だが悪くない提案である、しかし簡単に頷く事はまだ出来ない。
「一時的な拠点は願っても無いし、有難い申し出だ。だがまだ依頼を引き受けてもいない内にそこまでして貰う謂れはない」
「何? まだ足りないと?」
「ああそうだ。金が積み上がるのは何時だって嬉しい、だからと言って今はそれ程必要という訳でも無いんだなこれが」
少しだけ戯けて言ってみたが誰もニコリともしない。村長は鼻で長い溜息を吐きながら目を瞑り腕を組んで背もたれに身体を預ける始末だ。俺だって面白くない。

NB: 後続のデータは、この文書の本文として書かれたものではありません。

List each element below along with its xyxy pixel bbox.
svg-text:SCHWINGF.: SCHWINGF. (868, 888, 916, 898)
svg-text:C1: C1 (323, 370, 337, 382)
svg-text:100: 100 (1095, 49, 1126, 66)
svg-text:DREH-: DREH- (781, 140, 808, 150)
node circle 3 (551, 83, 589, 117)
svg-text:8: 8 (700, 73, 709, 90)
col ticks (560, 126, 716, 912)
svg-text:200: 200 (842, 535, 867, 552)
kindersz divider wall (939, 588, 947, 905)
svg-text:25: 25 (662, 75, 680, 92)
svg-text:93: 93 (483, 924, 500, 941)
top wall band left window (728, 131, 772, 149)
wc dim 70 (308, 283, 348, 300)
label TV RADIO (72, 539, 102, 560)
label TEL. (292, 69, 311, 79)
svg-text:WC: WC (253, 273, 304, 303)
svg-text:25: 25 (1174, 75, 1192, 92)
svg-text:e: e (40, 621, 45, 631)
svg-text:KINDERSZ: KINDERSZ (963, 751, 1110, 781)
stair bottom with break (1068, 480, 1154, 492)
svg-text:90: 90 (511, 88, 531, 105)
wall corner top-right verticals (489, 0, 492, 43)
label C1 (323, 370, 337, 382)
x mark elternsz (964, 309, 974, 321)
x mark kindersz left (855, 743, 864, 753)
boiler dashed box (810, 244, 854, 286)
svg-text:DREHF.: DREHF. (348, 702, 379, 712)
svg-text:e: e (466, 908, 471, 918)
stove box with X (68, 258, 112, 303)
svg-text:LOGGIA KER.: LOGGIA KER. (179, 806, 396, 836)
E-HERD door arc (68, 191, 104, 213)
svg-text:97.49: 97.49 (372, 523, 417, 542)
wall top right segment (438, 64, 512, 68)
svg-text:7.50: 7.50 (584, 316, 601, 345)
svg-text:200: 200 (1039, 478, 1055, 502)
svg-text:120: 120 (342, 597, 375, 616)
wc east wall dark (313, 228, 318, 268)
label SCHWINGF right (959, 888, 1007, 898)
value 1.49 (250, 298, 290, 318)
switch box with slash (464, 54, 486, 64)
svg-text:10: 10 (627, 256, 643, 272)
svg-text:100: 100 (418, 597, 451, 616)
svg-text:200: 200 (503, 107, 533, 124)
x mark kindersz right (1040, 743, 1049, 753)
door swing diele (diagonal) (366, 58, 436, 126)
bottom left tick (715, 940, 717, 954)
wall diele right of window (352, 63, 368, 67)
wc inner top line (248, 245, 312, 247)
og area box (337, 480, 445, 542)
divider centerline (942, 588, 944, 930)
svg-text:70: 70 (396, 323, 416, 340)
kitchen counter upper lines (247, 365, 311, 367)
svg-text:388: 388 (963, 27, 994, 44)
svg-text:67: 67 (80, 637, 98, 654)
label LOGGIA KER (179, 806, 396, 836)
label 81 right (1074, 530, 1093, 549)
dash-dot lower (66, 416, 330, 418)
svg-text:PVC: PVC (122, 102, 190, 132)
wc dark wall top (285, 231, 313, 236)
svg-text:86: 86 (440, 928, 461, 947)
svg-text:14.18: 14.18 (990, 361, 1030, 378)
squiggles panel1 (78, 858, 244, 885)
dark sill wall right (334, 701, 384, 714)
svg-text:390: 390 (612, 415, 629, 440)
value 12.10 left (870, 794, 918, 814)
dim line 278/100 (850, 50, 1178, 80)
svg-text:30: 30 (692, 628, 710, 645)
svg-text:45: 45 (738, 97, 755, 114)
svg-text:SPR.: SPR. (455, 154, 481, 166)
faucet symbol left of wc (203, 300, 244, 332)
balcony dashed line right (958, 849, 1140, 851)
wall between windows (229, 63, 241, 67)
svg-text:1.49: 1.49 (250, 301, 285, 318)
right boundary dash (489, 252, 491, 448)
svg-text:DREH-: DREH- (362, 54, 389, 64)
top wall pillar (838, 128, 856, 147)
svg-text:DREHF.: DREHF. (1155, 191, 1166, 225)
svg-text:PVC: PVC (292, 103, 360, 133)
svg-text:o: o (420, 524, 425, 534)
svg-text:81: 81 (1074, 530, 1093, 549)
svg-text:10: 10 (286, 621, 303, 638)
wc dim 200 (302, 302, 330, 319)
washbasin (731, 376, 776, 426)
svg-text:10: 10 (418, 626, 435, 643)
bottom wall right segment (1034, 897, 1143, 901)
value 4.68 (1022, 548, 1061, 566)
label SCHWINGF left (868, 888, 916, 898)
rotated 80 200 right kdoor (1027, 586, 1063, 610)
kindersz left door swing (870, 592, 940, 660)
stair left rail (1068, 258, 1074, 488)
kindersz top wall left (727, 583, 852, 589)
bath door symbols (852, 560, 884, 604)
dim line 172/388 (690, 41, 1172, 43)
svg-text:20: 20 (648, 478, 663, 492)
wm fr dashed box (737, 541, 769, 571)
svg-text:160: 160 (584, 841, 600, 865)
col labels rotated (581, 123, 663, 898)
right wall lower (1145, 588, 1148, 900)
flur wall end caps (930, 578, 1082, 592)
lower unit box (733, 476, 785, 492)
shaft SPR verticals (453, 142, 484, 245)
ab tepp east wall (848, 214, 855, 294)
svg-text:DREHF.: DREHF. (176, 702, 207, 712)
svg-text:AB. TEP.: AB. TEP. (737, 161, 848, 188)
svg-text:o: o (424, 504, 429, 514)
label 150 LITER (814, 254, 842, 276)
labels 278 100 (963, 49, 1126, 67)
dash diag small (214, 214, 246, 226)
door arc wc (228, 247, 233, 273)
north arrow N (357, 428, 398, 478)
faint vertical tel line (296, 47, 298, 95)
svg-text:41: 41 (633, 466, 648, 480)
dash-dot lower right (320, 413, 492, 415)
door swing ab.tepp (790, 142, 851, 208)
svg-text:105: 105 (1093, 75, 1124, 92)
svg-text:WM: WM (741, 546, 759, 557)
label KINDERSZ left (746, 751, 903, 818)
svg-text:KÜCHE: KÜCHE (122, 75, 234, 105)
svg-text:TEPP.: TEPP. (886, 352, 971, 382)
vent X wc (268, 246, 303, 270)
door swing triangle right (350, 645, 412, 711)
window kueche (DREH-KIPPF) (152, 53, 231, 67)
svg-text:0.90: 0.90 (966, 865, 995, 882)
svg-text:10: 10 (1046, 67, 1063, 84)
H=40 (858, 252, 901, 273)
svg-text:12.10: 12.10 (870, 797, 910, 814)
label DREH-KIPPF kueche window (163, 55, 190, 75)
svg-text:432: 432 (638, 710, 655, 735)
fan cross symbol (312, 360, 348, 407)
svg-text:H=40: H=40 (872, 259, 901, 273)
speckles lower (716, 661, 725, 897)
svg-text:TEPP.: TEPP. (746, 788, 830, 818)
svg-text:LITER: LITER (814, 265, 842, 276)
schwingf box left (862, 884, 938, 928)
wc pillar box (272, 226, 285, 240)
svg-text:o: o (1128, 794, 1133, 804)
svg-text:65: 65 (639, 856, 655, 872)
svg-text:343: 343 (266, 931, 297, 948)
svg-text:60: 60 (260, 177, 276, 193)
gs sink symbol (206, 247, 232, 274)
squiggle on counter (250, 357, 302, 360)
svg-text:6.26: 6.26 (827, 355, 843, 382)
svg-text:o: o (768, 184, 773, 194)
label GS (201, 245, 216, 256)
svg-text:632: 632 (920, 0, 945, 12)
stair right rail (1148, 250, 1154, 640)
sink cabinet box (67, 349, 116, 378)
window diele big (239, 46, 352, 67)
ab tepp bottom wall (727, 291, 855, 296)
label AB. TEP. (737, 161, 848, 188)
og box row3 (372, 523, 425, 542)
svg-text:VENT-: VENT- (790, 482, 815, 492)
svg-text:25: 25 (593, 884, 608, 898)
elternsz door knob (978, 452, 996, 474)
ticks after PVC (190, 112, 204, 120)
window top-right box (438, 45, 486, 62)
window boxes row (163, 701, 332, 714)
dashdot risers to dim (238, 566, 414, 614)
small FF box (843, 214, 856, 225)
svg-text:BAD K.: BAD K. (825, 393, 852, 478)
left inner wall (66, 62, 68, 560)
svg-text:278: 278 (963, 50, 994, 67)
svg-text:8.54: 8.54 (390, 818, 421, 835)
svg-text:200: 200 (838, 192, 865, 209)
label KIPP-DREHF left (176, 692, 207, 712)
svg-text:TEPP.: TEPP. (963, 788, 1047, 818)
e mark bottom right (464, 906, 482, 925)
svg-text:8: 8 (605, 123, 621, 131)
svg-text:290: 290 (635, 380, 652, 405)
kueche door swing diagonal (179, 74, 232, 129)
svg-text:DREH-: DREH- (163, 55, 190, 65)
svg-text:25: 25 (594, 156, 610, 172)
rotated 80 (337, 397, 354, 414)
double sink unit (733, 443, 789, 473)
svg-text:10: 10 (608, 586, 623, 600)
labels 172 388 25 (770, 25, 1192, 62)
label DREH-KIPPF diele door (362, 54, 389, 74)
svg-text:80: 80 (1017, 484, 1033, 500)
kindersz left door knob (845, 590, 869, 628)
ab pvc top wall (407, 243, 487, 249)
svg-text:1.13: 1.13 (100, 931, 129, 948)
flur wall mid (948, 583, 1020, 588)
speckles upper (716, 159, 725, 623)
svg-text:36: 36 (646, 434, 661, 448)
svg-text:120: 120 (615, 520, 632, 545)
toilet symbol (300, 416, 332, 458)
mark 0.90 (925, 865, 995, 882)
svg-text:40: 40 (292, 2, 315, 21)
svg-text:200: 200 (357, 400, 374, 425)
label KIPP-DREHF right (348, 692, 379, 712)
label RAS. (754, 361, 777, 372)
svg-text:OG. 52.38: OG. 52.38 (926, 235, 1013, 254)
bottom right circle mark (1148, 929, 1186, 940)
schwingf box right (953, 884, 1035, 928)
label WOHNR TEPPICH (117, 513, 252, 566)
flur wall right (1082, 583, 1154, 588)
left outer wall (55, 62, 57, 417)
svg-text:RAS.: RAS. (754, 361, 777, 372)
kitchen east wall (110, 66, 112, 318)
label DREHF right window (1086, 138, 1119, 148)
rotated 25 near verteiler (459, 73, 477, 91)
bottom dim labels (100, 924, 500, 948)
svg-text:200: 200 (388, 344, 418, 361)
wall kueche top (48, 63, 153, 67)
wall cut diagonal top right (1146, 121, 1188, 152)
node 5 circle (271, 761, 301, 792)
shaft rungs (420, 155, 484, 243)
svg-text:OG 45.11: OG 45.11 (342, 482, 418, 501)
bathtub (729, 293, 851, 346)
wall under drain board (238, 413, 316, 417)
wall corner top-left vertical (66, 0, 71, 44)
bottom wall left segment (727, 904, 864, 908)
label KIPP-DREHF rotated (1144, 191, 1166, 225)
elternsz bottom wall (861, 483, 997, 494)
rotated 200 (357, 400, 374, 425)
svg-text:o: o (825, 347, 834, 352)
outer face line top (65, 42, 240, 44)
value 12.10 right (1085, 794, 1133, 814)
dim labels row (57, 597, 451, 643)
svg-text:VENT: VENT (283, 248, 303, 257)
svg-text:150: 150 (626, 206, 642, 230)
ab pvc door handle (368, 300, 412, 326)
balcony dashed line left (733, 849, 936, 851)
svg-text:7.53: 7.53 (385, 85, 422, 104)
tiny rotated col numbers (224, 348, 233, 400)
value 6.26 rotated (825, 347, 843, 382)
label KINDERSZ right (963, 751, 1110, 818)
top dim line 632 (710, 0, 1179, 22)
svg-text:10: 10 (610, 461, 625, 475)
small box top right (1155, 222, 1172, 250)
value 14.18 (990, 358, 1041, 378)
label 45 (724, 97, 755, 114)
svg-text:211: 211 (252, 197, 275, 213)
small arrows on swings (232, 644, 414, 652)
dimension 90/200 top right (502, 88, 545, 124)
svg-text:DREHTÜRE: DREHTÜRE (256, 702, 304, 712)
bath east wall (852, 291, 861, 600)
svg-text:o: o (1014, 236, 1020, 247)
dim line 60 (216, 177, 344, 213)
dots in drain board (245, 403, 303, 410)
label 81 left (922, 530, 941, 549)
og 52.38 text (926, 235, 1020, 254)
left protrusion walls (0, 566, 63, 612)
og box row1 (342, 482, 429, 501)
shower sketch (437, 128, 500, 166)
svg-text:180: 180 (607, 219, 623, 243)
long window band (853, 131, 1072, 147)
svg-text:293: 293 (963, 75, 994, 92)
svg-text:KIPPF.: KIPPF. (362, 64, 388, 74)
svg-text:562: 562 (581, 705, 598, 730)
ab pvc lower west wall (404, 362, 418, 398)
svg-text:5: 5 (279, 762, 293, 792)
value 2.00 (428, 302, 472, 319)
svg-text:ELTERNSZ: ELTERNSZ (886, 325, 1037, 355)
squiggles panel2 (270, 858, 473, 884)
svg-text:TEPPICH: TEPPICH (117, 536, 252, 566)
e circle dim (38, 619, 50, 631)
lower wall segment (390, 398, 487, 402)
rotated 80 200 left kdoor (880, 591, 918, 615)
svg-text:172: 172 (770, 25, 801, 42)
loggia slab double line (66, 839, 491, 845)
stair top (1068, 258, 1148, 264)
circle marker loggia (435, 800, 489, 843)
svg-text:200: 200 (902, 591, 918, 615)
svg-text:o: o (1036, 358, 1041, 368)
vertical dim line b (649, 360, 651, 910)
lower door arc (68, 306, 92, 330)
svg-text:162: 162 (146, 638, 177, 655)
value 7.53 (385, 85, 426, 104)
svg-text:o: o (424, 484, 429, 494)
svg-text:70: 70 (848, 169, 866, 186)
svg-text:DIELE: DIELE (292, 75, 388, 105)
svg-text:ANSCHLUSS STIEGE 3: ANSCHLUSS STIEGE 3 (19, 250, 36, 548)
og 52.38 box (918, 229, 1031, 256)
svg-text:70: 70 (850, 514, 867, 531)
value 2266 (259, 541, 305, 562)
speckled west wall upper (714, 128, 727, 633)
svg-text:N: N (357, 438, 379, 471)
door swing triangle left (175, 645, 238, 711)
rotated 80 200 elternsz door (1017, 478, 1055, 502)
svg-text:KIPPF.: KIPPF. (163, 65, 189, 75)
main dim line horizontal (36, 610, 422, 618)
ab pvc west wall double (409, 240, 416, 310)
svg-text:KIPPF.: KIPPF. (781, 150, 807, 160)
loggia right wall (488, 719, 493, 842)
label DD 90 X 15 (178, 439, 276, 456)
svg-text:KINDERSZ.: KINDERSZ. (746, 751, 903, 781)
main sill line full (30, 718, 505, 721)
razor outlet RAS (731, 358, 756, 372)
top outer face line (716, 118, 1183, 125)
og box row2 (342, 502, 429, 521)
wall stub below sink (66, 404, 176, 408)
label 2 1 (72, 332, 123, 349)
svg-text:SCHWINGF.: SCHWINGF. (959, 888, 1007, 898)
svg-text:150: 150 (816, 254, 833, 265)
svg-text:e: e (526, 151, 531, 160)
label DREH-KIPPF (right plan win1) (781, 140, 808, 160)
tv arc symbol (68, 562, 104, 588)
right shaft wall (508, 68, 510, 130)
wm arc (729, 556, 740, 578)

「ここまでノコノコやって来たのも口約束が果たして守られる意思があるのかどうかの確認の為だ。……さっきから黙ってるが、報告はちゃんとやったんだろう? グレイシャード」
「グレイの報告を聞いた上で我々は君達を呼んだんだ。心配するな、書類くらい幾らでも処理出来る。村長がな」
「何の後ろ盾の無い傭兵が金以外で欲しがるなら、皆まで言わずとも想像はつく。……何も言わずとも準国民扱いの難民、或いは亡命として保護、さもなくば………実績を示してからだな」
「そりゃ当然の話だな。ビアンカ、ユウと一緒に拠点の確認をしてくれ、他は俺とグレイと共に狩りに行くぞ」
「はぁ………そうだ、コレクションの内容も判断材料になるからな」
「なら期待して待てばいいさ、行くぞ」
廊下に出て、最後にグレイシャードが扉を閉めた直後に通路の角から部屋まで案内してくれた眼鏡娘がワゴンを押して現れた。
「あの〜、お茶をお持ちしたんですけれど…」
「遅過ぎるわ!」
ビアンカのツッコミに全員が同意した。
§
「遅くなってすみません! 新しい茶葉に手間取り…」
「構わんさ。もうお行きなさい」
「は、はいぃ……あっ! それとコンバ部隊の生存者が息を吹き返したそうです」
「そうか、それは良かった。後で見舞いに行ってやるか……もう、行っていいぞ」
「ハイッ! 失礼します!」
グレイシャードの妹がワゴンを押し部屋を出て遠ざかるのを待ち、室内が一旦静かになるのを見計らって双子が大きな溜息を吐いた。
「………吸うか?」
「ああ、それに少しだけ呑みたい」
二人の老人がそれぞれパイプと葉巻を燻らせ、ショットグラスに注いだ酒を同時に飲み干した。
「ふぅー……、グレイめ、何が『魔法使いが一人』だ。ユウとか言う小僧以外、全員が視えていた」
「うむ、護衛の一人一人が得体の知れない雰囲気を纏っていたな。だが、それならば逆に頼もしいではないか。そう思って待てばよい」
「クックック…まあ確かに、楽しみが増えたと思えば気が楽かな」
「欲しいか? イブ」
「勿論だ。シャー、お前は?」
「俺の養子にするには子供達が成長し過ぎている。彼らが望むような未来に繋げるならば……」
「ハッハッハッ、ゾッコンじゃないか!」
それから双子の老人は暫くの間、有意義に語り合った。